Home Field advantage in the Big 12

I've noticed a couple things since everybody's decided that WVU's win at Texas is the best thing since sliced bread.

First of all, home field advantage in the Big 12 has been pretty much nonexistent this year. Through 9 conference games home teams are 2-7, and if you take out the 2 games involving KU (on the basis that they're going to lose wherever they play) the record drops to 1-6. That's probably not going to get much better this week either. Since Baylor is the only home team expected to win Saturday.

The other thing I got curious about was if there was a fairly simple way to quantify different teams home field advantage. I think a lot of people kinda feel that Texas doesn't do much better in Austin than elsewhere, so I wanted to see if I could find some numbers to back that up. So I went over here and started digging through their records to see what I could find out.

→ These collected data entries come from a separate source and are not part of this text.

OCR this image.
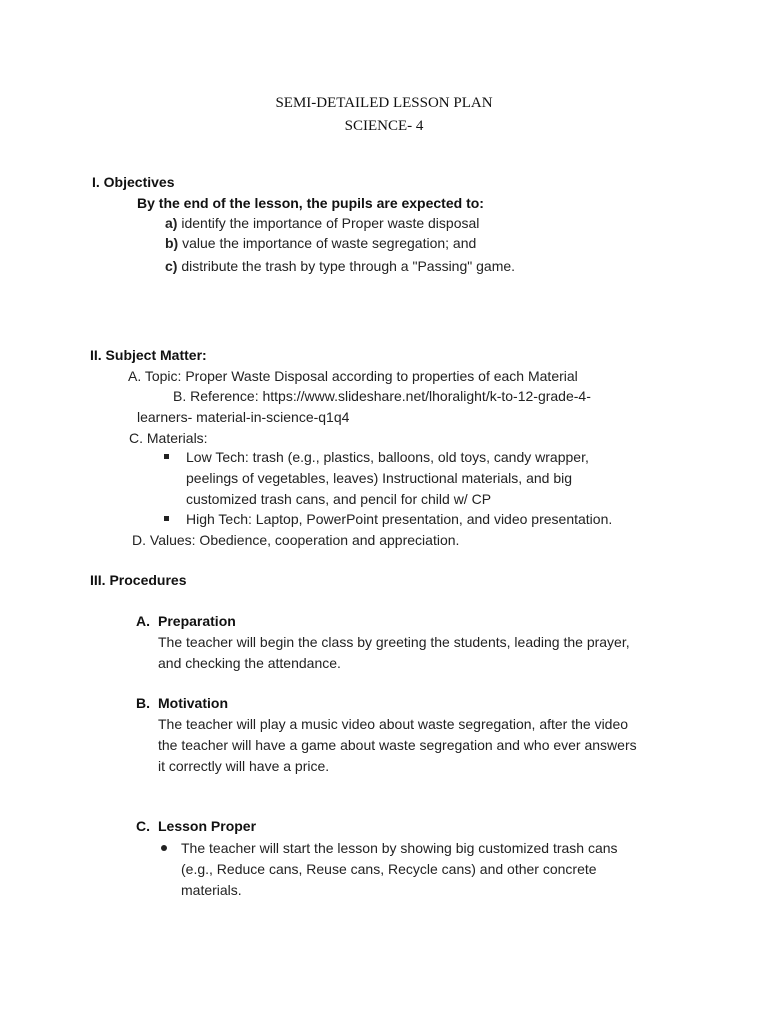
SEMI-DETAILED LESSON PLAN
SCIENCE- 4
I. Objectives
By the end of the lesson, the pupils are expected to:
a) identify the importance of Proper waste disposal
b) value the importance of waste segregation; and
c) distribute the trash by type through a "Passing" game.
II. Subject Matter:
A. Topic: Proper Waste Disposal according to properties of each Material
B. Reference: https://www.slideshare.net/lhoralight/k-to-12-grade-4-
learners- material-in-science-q1q4
C. Materials:
Low Tech: trash (e.g., plastics, balloons, old toys, candy wrapper,
peelings of vegetables, leaves) Instructional materials, and big
customized trash cans, and pencil for child w/ CP
High Tech: Laptop, PowerPoint presentation, and video presentation.
D. Values: Obedience, cooperation and appreciation.
III. Procedures
A. Preparation
The teacher will begin the class by greeting the students, leading the prayer,
and checking the attendance.
B. Motivation
The teacher will play a music video about waste segregation, after the video
the teacher will have a game about waste segregation and who ever answers
it correctly will have a price.
C. Lesson Proper
The teacher will start the lesson by showing big customized trash cans
(e.g., Reduce cans, Reuse cans, Recycle cans) and other concrete
materials.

I concentrated on current Big 12 teams during the Big 12 era (1996-2011) because that was mostly who I was interested in and it seemed like enough games to give meaningful results. I also only used records against opponents who had gotten at least one win, to filter out scrubs that gotten paid to come in and take a beating.

Anyway, here's what I got for the 8 teams that were in the Big 12 in 1996 and are still here:

		Home		Road
record win% record win%
Texas 43-17 .717 40-18 .690
Oklahoma 50-13 .793 36-28 .563
Kansas 31-44 .413 11-61 .153
Kansas St. 50-23 .685 31-38 .449
Iowa St. 43-47 .478 18-65 .217
Baylor 23-54 .299 9-69 .115
Oklahoma St. 45-31 .592 31-44 .413
Texas Tech 50-24 .676 33-44 .429

And here they are listed by the difference between their home and road winning percentages:

Iowa St.	.261
Kansas .260
Texas Tech .247
Kansas St. .236
Oklahoma .230
Baylor .184
Oklahoma St. .179
Texas .027

First of all, Texas appears to have almost no home field advantage, certainly not compared to anybody else. I'm actually a little surprised by that. I expected it to be on the low end, but not come out with basically zero.

It's a bit of a surprise to see ISU and KU on top of the list, but I would guess that comes from them being more likely than other's to have a loss to their patsies.

I'd guess Baylor's at the bottom because their home record is so bad it's tough for their road record to be much worse.

I'm not really sure what's up with OSU.

Anyway, other than having some definite proof that the Longhorns don't actually have a home field advantage, I'm not really sure what this all means. It just seemed a bit of a waste not to share it after I'd put in the work to figure it all out.